"Quando
eu terei um dia de calmaria para falar com os investidores? Preciso trabalhar
notícias boas, mas é preciso encontrar uma fórmula de governar com menos
ruídos.” Esse desabafo eu ouvi dentro do próprio governo, de uma autoridade que
está convencida de que há, na economia, alguns dados positivos para comunicar.
Mesmo quem não vê essas notícias boas concordaria com esse integrante do
governo que o Brasil tem excesso de ruídos, tumultos, conflitos, como se já não
bastasse o que a população vive na pior pandemia em um século.

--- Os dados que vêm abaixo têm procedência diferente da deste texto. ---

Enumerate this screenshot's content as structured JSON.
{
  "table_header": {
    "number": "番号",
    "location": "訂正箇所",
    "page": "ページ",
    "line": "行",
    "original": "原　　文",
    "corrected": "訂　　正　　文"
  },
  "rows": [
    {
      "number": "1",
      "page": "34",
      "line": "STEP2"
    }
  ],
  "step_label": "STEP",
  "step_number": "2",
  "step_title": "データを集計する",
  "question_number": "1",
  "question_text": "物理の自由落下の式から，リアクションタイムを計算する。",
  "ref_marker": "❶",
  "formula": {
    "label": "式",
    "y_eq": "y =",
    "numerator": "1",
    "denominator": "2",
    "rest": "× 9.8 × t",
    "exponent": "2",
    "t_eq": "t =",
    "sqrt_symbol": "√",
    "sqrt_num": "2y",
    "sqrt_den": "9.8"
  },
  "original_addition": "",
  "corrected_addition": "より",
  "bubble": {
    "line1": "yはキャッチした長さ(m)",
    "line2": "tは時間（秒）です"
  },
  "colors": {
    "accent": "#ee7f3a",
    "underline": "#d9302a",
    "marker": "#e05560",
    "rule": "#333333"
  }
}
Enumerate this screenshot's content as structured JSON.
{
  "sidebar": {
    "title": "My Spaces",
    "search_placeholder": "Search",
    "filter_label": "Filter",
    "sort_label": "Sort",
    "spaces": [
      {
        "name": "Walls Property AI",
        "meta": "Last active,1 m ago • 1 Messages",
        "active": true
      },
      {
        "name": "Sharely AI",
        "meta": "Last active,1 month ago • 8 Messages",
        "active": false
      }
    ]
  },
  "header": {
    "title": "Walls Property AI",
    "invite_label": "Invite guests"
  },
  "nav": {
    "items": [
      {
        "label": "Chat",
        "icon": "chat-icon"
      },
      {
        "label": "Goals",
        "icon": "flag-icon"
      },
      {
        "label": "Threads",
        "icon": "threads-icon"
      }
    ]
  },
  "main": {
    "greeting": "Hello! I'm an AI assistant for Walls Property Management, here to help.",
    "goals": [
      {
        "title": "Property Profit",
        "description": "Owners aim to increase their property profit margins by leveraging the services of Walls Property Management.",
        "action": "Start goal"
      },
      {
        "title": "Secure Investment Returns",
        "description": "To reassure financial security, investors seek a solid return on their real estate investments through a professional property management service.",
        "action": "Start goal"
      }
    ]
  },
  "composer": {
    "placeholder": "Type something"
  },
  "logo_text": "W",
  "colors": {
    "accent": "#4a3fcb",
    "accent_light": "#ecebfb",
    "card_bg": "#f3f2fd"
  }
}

A avaliação que essa autoridade faz é que o Congresso aprovou algumas medidas importantes no começo deste ano, como o marco do gás e do saneamento. Acha que o país pode ter um segundo semestre de recuperação, se conseguir vacinar parte importante da população neste primeiro semestre. No mundo, as economias em crescimento, como a China, estão valorizando as commodities exportadas pelo Brasil. O mercado global está melhorando, a bolsa americana está batendo recordes, tudo isso ajudaria a amenizar a crise interna. “Mas o Brasil continua prisioneiro da sua história.”
A
questão é que a maior parte dos tumultos é resultado da própria ação do
governo. Hoje, a Lei de Diretrizes Orçamentárias de 2022 tem que chegar ao
Congresso, mas o país ainda não tem o Orçamento de 2021. As fórmulas mais
estranhas para resolver o problema estão sendo discutidas, mas ninguém quer
encarar o que é tecnicamente correto. A solução defendida por integrantes da
equipe econômica — e eu já ouvi isso de mais de um — é vetar as emendas
parlamentares e mandar um PLN reconstituindo despesas obrigatórias. “O ideal é
ter tudo redondo, era vetar tudo, ter um PLN, mas isso não atende ao Congresso,
porque seria a desmoralização dos tratados feitos. E o presidente pode ficar fragilizado”,
explica essa autoridade que quer um dia de calmaria.
O
presidente Bolsonaro sempre foi o principal foco de instabilidade
institucional, e isso ele mostrou ontem novamente, quando fez novas ameaças ao
país. Ele as faz sempre, de forma deliberadamente vaga para dar a impressão de
que tem poderes que não está usando.
“O
Brasil está no limite. O pessoal fala que eu devo tomar providência. Eu estou
aguardando o povo dar uma sinalização”, disse Bolsonaro, no seu estilo
autoritário e populista. E continuou: “Estamos na iminência de ter um problema
sério no Brasil. Parece um barril de pólvora que está aí. Eu não estou
ameaçando ninguém, mas estou achando que brevemente teremos um problema sério
no Brasil”.
Bolsonaro
foi assim desde o começo desta pandemia. A cada dia ele levanta um fantasma,
joga uma sombra, cria um conflito. Criou, por exemplo, na semana passada,
diretamente com o ministro Luís Roberto Barroso, quando ele determinou a
abertura da CPI. Ficou claro no rápido julgamento de ontem que Barroso teve
todo o apoio do STF para a sua decisão, que apenas determinou o cumprimento da
Constituição. CPI é direito das minorias, e cumpridos os requisitos de um terço
do Senado e fato determinado não cabe ao presidente do Senado impedir.
Barroso
saiu vitorioso e mandou recados educados para responder à truculência do
presidente. Elogiou o senador Pacheco, que, mesmo derrotado, reagiu com
“elegância, correção e civilidade”, lembrando que são qualidades raras nos
tempos atuais. Mas a resposta mais forte de Barroso toca no principal ponto de
instabilidade do Brasil. Para os economistas, a fonte de incerteza é de
natureza fiscal. Um orçamento confuso, soluções esquisitas, como a que surgiu
na tal PEC do fura-teto, elevam os temores de um descontrole nas contas públicas.
Mas o mais eloquente recado veio com o aviso sobre o que está em jogo nos ataques ao STF. “Diversos países do mundo vivem hoje uma onda referida como recessão democrática”. O ministro citou Hungria, Polônia, Turquia, Rússia, Venezuela. Lembrou que todos eles, sem exceção, sofreram processos de esvaziamentos e ataques aos seus tribunais constitucionais. “Quando a cidadania daqueles países despertou, já era tarde. Reafirmar o papel das supremas cortes de proteger a democracia e os direitos fundamentais é imprescindível ato de resistência democrática”. Esse é o ponto. A nossa instabilidade é muito maior do que a questão fiscal. A fonte maior de tumulto institucional é o próprio Bolsonaro.